Caravan had expected some of these expressions that are said to “come from the heart,” and when he saw how his news was received, he left the table, indignant at their calmness at their friend’s sorrow, although this sorrow had stupefied him so that he scarcely felt it any longer. When he got home his wife was waiting for him in her nightgown, and sitting in a low chair by the open window, still thinking of the inheritance.
“Undress yourself,” she said; “we can go on talking.”
He raised his head, and looking at the ceiling, said:
“But – there is nobody upstairs.”
“I beg your pardon, Rosalie is with her, and you can go and take her place at three o’clock in the morning, when you have had some sleep.”
He only partially undressed, however, so as to be ready for anything that might happen, and after tying a silk handkerchief round his head, he lay down to rest, and for some time neither of them spoke. Madame Caravan was thinking.
Her nightcap was adorned with a red bow, and was pushed rather to one side, as was the way with all the caps she wore, and presently she turned towards him and said:
“Do you know whether your mother made a will?”
He hesitated for a moment, and then replied:
“I – I do not think so. No, I am sure that she did not.”
His wife looked at him, and she said, in a law, angry tone:
“I call that infamous; here we have been wearing ourselves out for ten years in looking after her, and have boarded and lodged her! Your sister would not have done so much for her, nor I either, if I had known how I was to be rewarded! Yes, it is a disgrace to her memory! I dare say that you will tell me that she paid us, but one cannot pay one’s children in ready money for what they do; that obligation is recognized after death; at any rate, that is how honorable people act. So I have had all my worry and trouble for nothing! Oh, that is nice! that is very nice!”
Poor Caravan, who was almost distracted, kept on repeating:
“My dear, my dear, please, please be quiet.”
She grew calmer by degrees, and, resuming her usual voice and manner, she continued:
“We must let your sister know to-morrow.”
He started, and said:
“Of course we must; I had forgotten all about it; I will send her a telegram the first thing in the morning.”
“No,” she replied, like a woman who had foreseen everything; “no, do not send it before ten or eleven o’clock, so that we may have time to turn round before she comes.
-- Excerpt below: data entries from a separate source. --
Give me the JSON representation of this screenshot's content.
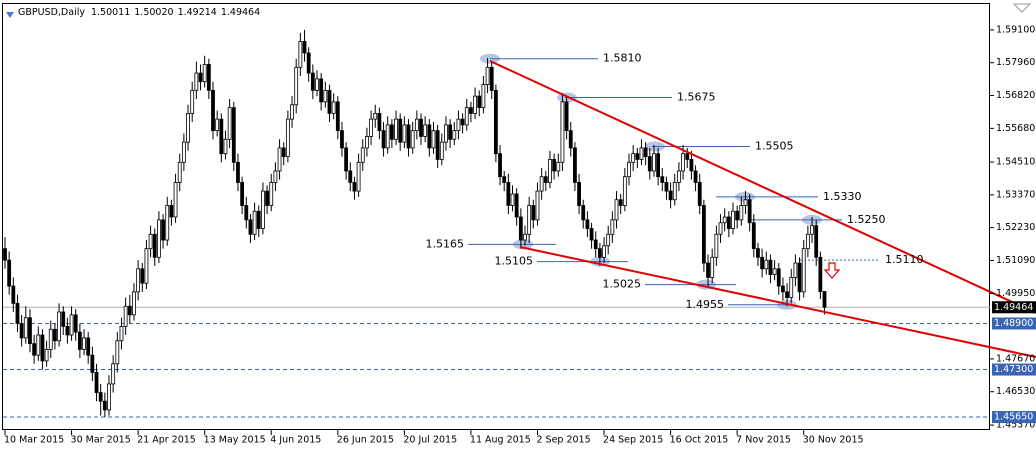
{
  "chart_data": {
    "type": "candlestick",
    "symbol": "GBPUSD,Daily",
    "last_labels": [
      "1.50011",
      "1.50020",
      "1.49214",
      "1.49464"
    ],
    "categories": [
      "10 Mar 2015",
      null,
      null,
      null,
      null,
      null,
      null,
      null,
      null,
      null,
      null,
      null,
      null,
      null,
      null,
      null,
      "30 Mar 2015",
      null,
      null,
      null,
      null,
      null,
      null,
      null,
      null,
      null,
      null,
      null,
      null,
      null,
      null,
      null,
      "21 Apr 2015",
      null,
      null,
      null,
      null,
      null,
      null,
      null,
      null,
      null,
      null,
      null,
      null,
      null,
      null,
      null,
      "13 May 2015",
      null,
      null,
      null,
      null,
      null,
      null,
      null,
      null,
      null,
      null,
      null,
      null,
      null,
      null,
      null,
      "4 Jun 2015",
      null,
      null,
      null,
      null,
      null,
      null,
      null,
      null,
      null,
      null,
      null,
      null,
      null,
      null,
      null,
      "26 Jun 2015",
      null,
      null,
      null,
      null,
      null,
      null,
      null,
      null,
      null,
      null,
      null,
      null,
      null,
      null,
      null,
      "20 Jul 2015",
      null,
      null,
      null,
      null,
      null,
      null,
      null,
      null,
      null,
      null,
      null,
      null,
      null,
      null,
      null,
      "11 Aug 2015",
      null,
      null,
      null,
      null,
      null,
      null,
      null,
      null,
      null,
      null,
      null,
      null,
      null,
      null,
      null,
      "2 Sep 2015",
      null,
      null,
      null,
      null,
      null,
      null,
      null,
      null,
      null,
      null,
      null,
      null,
      null,
      null,
      null,
      "24 Sep 2015",
      null,
      null,
      null,
      null,
      null,
      null,
      null,
      null,
      null,
      null,
      null,
      null,
      null,
      null,
      null,
      "16 Oct 2015",
      null,
      null,
      null,
      null,
      null,
      null,
      null,
      null,
      null,
      null,
      null,
      null,
      null,
      null,
      null,
      "7 Nov 2015",
      null,
      null,
      null,
      null,
      null,
      null,
      null,
      null,
      null,
      null,
      null,
      null,
      null,
      null,
      null,
      "30 Nov 2015",
      null,
      null,
      null,
      null,
      null
    ],
    "open": [
      1.515,
      1.511,
      1.502,
      1.496,
      1.489,
      1.484,
      1.491,
      1.482,
      1.478,
      1.485,
      1.476,
      1.48,
      1.487,
      1.483,
      1.493,
      1.488,
      1.485,
      1.492,
      1.486,
      1.48,
      1.484,
      1.478,
      1.472,
      1.465,
      1.462,
      1.459,
      1.468,
      1.475,
      1.483,
      1.488,
      1.495,
      1.492,
      1.5,
      1.508,
      1.503,
      1.515,
      1.52,
      1.512,
      1.525,
      1.518,
      1.53,
      1.526,
      1.538,
      1.545,
      1.552,
      1.562,
      1.57,
      1.576,
      1.573,
      1.579,
      1.57,
      1.556,
      1.56,
      1.548,
      1.553,
      1.564,
      1.545,
      1.538,
      1.53,
      1.525,
      1.52,
      1.528,
      1.522,
      1.535,
      1.53,
      1.538,
      1.542,
      1.55,
      1.547,
      1.56,
      1.565,
      1.578,
      1.587,
      1.583,
      1.576,
      1.57,
      1.574,
      1.566,
      1.57,
      1.562,
      1.566,
      1.556,
      1.55,
      1.542,
      1.538,
      1.535,
      1.545,
      1.55,
      1.554,
      1.56,
      1.562,
      1.556,
      1.55,
      1.558,
      1.553,
      1.56,
      1.552,
      1.558,
      1.55,
      1.556,
      1.56,
      1.554,
      1.558,
      1.55,
      1.556,
      1.546,
      1.552,
      1.558,
      1.553,
      1.556,
      1.56,
      1.558,
      1.564,
      1.562,
      1.568,
      1.564,
      1.572,
      1.578,
      1.57,
      1.548,
      1.54,
      1.538,
      1.53,
      1.534,
      1.526,
      1.518,
      1.52,
      1.53,
      1.525,
      1.535,
      1.54,
      1.538,
      1.546,
      1.542,
      1.545,
      1.566,
      1.556,
      1.55,
      1.538,
      1.53,
      1.525,
      1.522,
      1.518,
      1.515,
      1.512,
      1.516,
      1.52,
      1.525,
      1.532,
      1.53,
      1.54,
      1.545,
      1.548,
      1.546,
      1.55,
      1.547,
      1.542,
      1.548,
      1.54,
      1.538,
      1.535,
      1.532,
      1.538,
      1.542,
      1.548,
      1.546,
      1.542,
      1.538,
      1.53,
      1.51,
      1.505,
      1.512,
      1.52,
      1.524,
      1.526,
      1.522,
      1.528,
      1.525,
      1.53,
      1.532,
      1.524,
      1.515,
      1.512,
      1.508,
      1.511,
      1.506,
      1.508,
      1.502,
      1.5,
      1.498,
      1.505,
      1.51,
      1.5,
      1.515,
      1.52,
      1.523,
      1.512,
      1.50011
    ],
    "high": [
      1.519,
      1.514,
      1.505,
      1.499,
      1.492,
      1.495,
      1.494,
      1.485,
      1.488,
      1.487,
      1.483,
      1.49,
      1.489,
      1.496,
      1.495,
      1.491,
      1.495,
      1.494,
      1.489,
      1.487,
      1.486,
      1.481,
      1.475,
      1.468,
      1.465,
      1.471,
      1.478,
      1.486,
      1.491,
      1.498,
      1.499,
      1.503,
      1.511,
      1.51,
      1.518,
      1.523,
      1.522,
      1.528,
      1.527,
      1.533,
      1.532,
      1.541,
      1.548,
      1.555,
      1.565,
      1.573,
      1.58,
      1.579,
      1.582,
      1.581,
      1.573,
      1.563,
      1.562,
      1.556,
      1.567,
      1.566,
      1.548,
      1.54,
      1.533,
      1.527,
      1.531,
      1.53,
      1.538,
      1.537,
      1.541,
      1.545,
      1.553,
      1.552,
      1.563,
      1.568,
      1.581,
      1.59,
      1.591,
      1.585,
      1.579,
      1.577,
      1.576,
      1.573,
      1.572,
      1.569,
      1.568,
      1.559,
      1.552,
      1.545,
      1.54,
      1.548,
      1.553,
      1.557,
      1.563,
      1.565,
      1.564,
      1.559,
      1.561,
      1.56,
      1.563,
      1.562,
      1.561,
      1.56,
      1.559,
      1.563,
      1.562,
      1.561,
      1.56,
      1.559,
      1.558,
      1.555,
      1.561,
      1.56,
      1.559,
      1.563,
      1.562,
      1.567,
      1.566,
      1.571,
      1.57,
      1.575,
      1.5812,
      1.58,
      1.572,
      1.551,
      1.542,
      1.541,
      1.537,
      1.536,
      1.529,
      1.523,
      1.533,
      1.532,
      1.538,
      1.543,
      1.542,
      1.549,
      1.548,
      1.548,
      1.569,
      1.568,
      1.559,
      1.552,
      1.541,
      1.532,
      1.528,
      1.524,
      1.521,
      1.517,
      1.519,
      1.523,
      1.528,
      1.535,
      1.534,
      1.543,
      1.548,
      1.551,
      1.55,
      1.553,
      1.552,
      1.55,
      1.551,
      1.55,
      1.543,
      1.54,
      1.538,
      1.541,
      1.545,
      1.551,
      1.55,
      1.549,
      1.544,
      1.541,
      1.532,
      1.513,
      1.515,
      1.523,
      1.527,
      1.529,
      1.528,
      1.531,
      1.53,
      1.533,
      1.535,
      1.534,
      1.527,
      1.517,
      1.515,
      1.514,
      1.513,
      1.511,
      1.51,
      1.505,
      1.503,
      1.508,
      1.513,
      1.512,
      1.518,
      1.523,
      1.526,
      1.525,
      1.514,
      1.5002
    ],
    "low": [
      1.508,
      1.499,
      1.493,
      1.486,
      1.481,
      1.482,
      1.479,
      1.475,
      1.476,
      1.473,
      1.474,
      1.477,
      1.48,
      1.481,
      1.485,
      1.482,
      1.483,
      1.483,
      1.477,
      1.478,
      1.475,
      1.469,
      1.462,
      1.457,
      1.4565,
      1.457,
      1.465,
      1.472,
      1.48,
      1.485,
      1.489,
      1.49,
      1.497,
      1.5,
      1.501,
      1.512,
      1.509,
      1.51,
      1.515,
      1.516,
      1.523,
      1.524,
      1.535,
      1.542,
      1.549,
      1.559,
      1.567,
      1.57,
      1.571,
      1.567,
      1.553,
      1.554,
      1.545,
      1.546,
      1.55,
      1.542,
      1.535,
      1.527,
      1.522,
      1.517,
      1.518,
      1.519,
      1.52,
      1.527,
      1.528,
      1.535,
      1.539,
      1.544,
      1.545,
      1.557,
      1.562,
      1.575,
      1.58,
      1.573,
      1.567,
      1.568,
      1.563,
      1.564,
      1.559,
      1.56,
      1.553,
      1.547,
      1.539,
      1.535,
      1.532,
      1.533,
      1.542,
      1.547,
      1.551,
      1.557,
      1.553,
      1.547,
      1.548,
      1.55,
      1.551,
      1.549,
      1.55,
      1.547,
      1.548,
      1.553,
      1.551,
      1.552,
      1.547,
      1.548,
      1.543,
      1.544,
      1.549,
      1.55,
      1.551,
      1.553,
      1.555,
      1.556,
      1.559,
      1.56,
      1.561,
      1.562,
      1.569,
      1.567,
      1.545,
      1.537,
      1.535,
      1.527,
      1.528,
      1.523,
      1.515,
      1.516,
      1.517,
      1.522,
      1.523,
      1.532,
      1.535,
      1.536,
      1.539,
      1.54,
      1.542,
      1.553,
      1.547,
      1.535,
      1.527,
      1.522,
      1.519,
      1.515,
      1.512,
      1.509,
      1.51,
      1.513,
      1.517,
      1.522,
      1.527,
      1.528,
      1.537,
      1.542,
      1.543,
      1.544,
      1.544,
      1.539,
      1.54,
      1.537,
      1.535,
      1.532,
      1.529,
      1.53,
      1.535,
      1.539,
      1.543,
      1.539,
      1.535,
      1.527,
      1.507,
      1.502,
      1.503,
      1.509,
      1.517,
      1.521,
      1.519,
      1.52,
      1.522,
      1.523,
      1.527,
      1.521,
      1.512,
      1.509,
      1.505,
      1.506,
      1.503,
      1.504,
      1.499,
      1.497,
      1.495,
      1.496,
      1.502,
      1.497,
      1.498,
      1.512,
      1.517,
      1.509,
      1.4975,
      1.49214
    ],
    "close": [
      1.511,
      1.502,
      1.496,
      1.489,
      1.484,
      1.491,
      1.482,
      1.478,
      1.485,
      1.476,
      1.48,
      1.487,
      1.483,
      1.493,
      1.488,
      1.485,
      1.492,
      1.486,
      1.48,
      1.484,
      1.478,
      1.472,
      1.465,
      1.462,
      1.459,
      1.468,
      1.475,
      1.483,
      1.488,
      1.495,
      1.492,
      1.5,
      1.508,
      1.503,
      1.515,
      1.52,
      1.512,
      1.525,
      1.518,
      1.53,
      1.526,
      1.538,
      1.545,
      1.552,
      1.562,
      1.57,
      1.576,
      1.573,
      1.579,
      1.57,
      1.556,
      1.56,
      1.548,
      1.553,
      1.564,
      1.545,
      1.538,
      1.53,
      1.525,
      1.52,
      1.528,
      1.522,
      1.535,
      1.53,
      1.538,
      1.542,
      1.55,
      1.547,
      1.56,
      1.565,
      1.578,
      1.587,
      1.583,
      1.576,
      1.57,
      1.574,
      1.566,
      1.57,
      1.562,
      1.566,
      1.556,
      1.55,
      1.542,
      1.538,
      1.535,
      1.545,
      1.55,
      1.554,
      1.56,
      1.562,
      1.556,
      1.55,
      1.558,
      1.553,
      1.56,
      1.552,
      1.558,
      1.55,
      1.556,
      1.56,
      1.554,
      1.558,
      1.55,
      1.556,
      1.546,
      1.552,
      1.558,
      1.553,
      1.556,
      1.56,
      1.558,
      1.564,
      1.562,
      1.568,
      1.564,
      1.572,
      1.578,
      1.57,
      1.548,
      1.54,
      1.538,
      1.53,
      1.534,
      1.526,
      1.518,
      1.52,
      1.53,
      1.525,
      1.535,
      1.54,
      1.538,
      1.546,
      1.542,
      1.545,
      1.566,
      1.556,
      1.55,
      1.538,
      1.53,
      1.525,
      1.522,
      1.518,
      1.515,
      1.512,
      1.516,
      1.52,
      1.525,
      1.532,
      1.53,
      1.54,
      1.545,
      1.548,
      1.546,
      1.55,
      1.547,
      1.542,
      1.548,
      1.54,
      1.538,
      1.535,
      1.532,
      1.538,
      1.542,
      1.548,
      1.546,
      1.542,
      1.538,
      1.53,
      1.51,
      1.505,
      1.512,
      1.52,
      1.524,
      1.526,
      1.522,
      1.528,
      1.525,
      1.53,
      1.532,
      1.524,
      1.515,
      1.512,
      1.508,
      1.511,
      1.506,
      1.508,
      1.502,
      1.5,
      1.498,
      1.505,
      1.51,
      1.5,
      1.515,
      1.52,
      1.523,
      1.512,
      1.5001,
      1.49464
    ],
    "up_color": "#ffffff",
    "down_color": "#000000",
    "ylim": [
      1.452,
      1.6
    ],
    "yticks": [
      {
        "value": 1.591,
        "label": "1.59100"
      },
      {
        "value": 1.5796,
        "label": "1.57960"
      },
      {
        "value": 1.5682,
        "label": "1.56820"
      },
      {
        "value": 1.5568,
        "label": "1.55680"
      },
      {
        "value": 1.5451,
        "label": "1.54510"
      },
      {
        "value": 1.5337,
        "label": "1.53370"
      },
      {
        "value": 1.5223,
        "label": "1.52230"
      },
      {
        "value": 1.5109,
        "label": "1.51090"
      },
      {
        "value": 1.4995,
        "label": "1.49950"
      },
      {
        "value": 1.4767,
        "label": "1.47670"
      },
      {
        "value": 1.4653,
        "label": "1.46530"
      },
      {
        "value": 1.4537,
        "label": "1.45370"
      }
    ],
    "price_lines": [
      {
        "value": 1.489,
        "label": "1.48900"
      },
      {
        "value": 1.473,
        "label": "1.47300"
      },
      {
        "value": 1.4565,
        "label": "1.45650"
      }
    ],
    "price_line_color": "#3a64b4",
    "levels": [
      {
        "value": 1.581,
        "label": "1.5810"
      },
      {
        "value": 1.5675,
        "label": "1.5675"
      },
      {
        "value": 1.5505,
        "label": "1.5505"
      },
      {
        "value": 1.533,
        "label": "1.5330"
      },
      {
        "value": 1.525,
        "label": "1.5250"
      },
      {
        "value": 1.5165,
        "label": "1.5165"
      },
      {
        "value": 1.5105,
        "label": "1.5105"
      },
      {
        "value": 1.5025,
        "label": "1.5025"
      },
      {
        "value": 1.4955,
        "label": "1.4955"
      },
      {
        "value": 1.511,
        "label": "1.5110"
      }
    ],
    "level_color": "#3a64b4",
    "trend_color": "#e00000"
  }
}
It does not take more than two hours to get here from Charenton, and we can say that you lost your head from grief. If we let her know in the course of the day, that will be soon enough, and will give us time to look round.”
Caravan put his hand to his forehead, and, in the came timid voice in which he always spoke of his chief, the very thought of whom made him tremble, he said:
“I must let them know at the office.”
“Why?” she replied. “On occasions like this, it is always excusable to forget. Take my advice, and don’t let him know; your chief will not be able to say anything to you, and you will put him in a nice fix.
“Oh! yes, that I shall, and he will be in a terrible rage, too, when he notices my absence. Yes, you are right; it is a capital idea, and when I tell him that my mother is dead, he will be obliged to hold his tongue.”
And he rubbed his hands in delight at the joke, when he thought of his chief’s face; while upstairs lay the body of the dead old woman, with the servant asleep beside it.